1957 erschüttert eine submarine Eruption die Azoren-Insel Faial. Als sich in der Folge ein Vulkan vor der Küste aufbaut und seine Aschefontänen die Insel wie einen Teppich bedecken, verändert sich das Leben dort dramatisch: Die meisten Inselbewohner, verängstigt durch die Naturgewalt, verlassen ihre Heimat in Richtung Amerika, mit dem man schon seit Jahrhunderten durch den Walfang verbunden ist. Zurück bleibt nur ein kleiner Teil der Alteingesessenen. Der Walfang ist aufgegeben, die Küste verlassen, Häuser der Natur übergeben, Ochsenkarren sind nur noch auf verblichenen Fotografien und in den Erinnerungen der Alten zu finden. Die einstige Magie des Ortes kann nur noch in der Phantasie beschworen werden. – Ralph Roger Glöckler hat auf Faial Lavafelder durchstreift und in ihnen Spuren neuen Lebens entdeckt.

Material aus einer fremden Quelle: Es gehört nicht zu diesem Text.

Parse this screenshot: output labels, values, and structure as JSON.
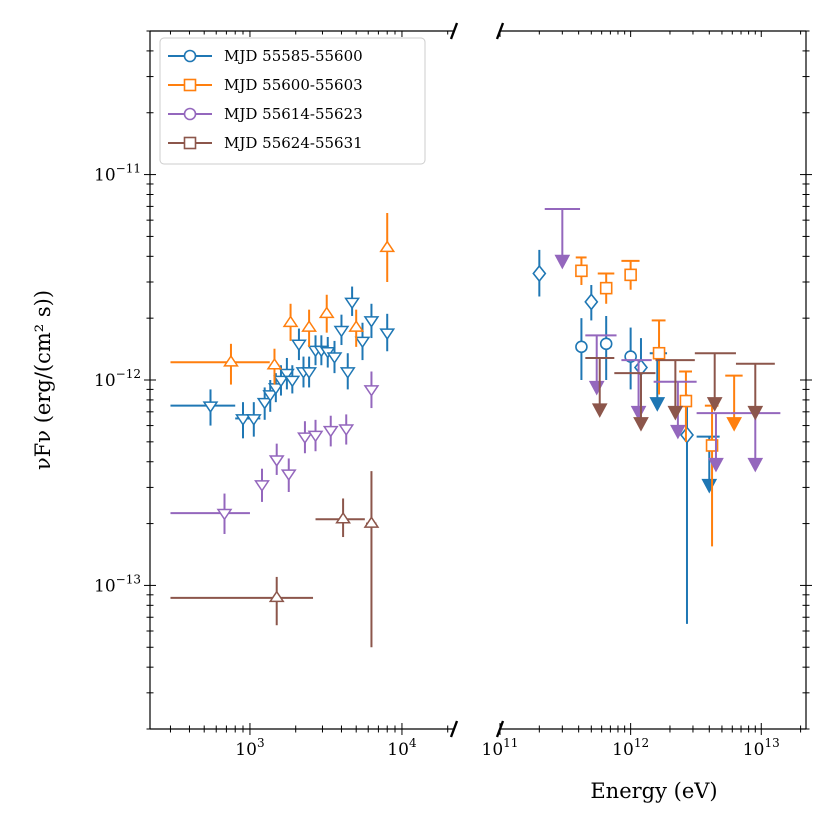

Er hat mit alten Leuten geredet, die die Insel nie verlassen haben und sich noch gut erinnern können; er ist den Spuren der Ausgewanderten bis nach New Bedfort in Massachusetts gefolgt und hat Naturwissenschaftliches mit Historischem verknüpft.
»Vulkanische Reise« bildet zusammen mit den Erzählungen »Madre« und »Corvo« Glöcklers Azoren-Trilogie.
Ralph Roger Glöckler (geb. 1950) studierte in Tübingen u. a. Ethnologie. Im Elfenbein Verlag erschien — neben der Azoren-Trilogie — bereits der Gedichtband »Das Gesicht ablegen« (2001) sowie die Romane »Mr. Ives und die Vettern vierten Grades« (2012) und »Tamar« (2014).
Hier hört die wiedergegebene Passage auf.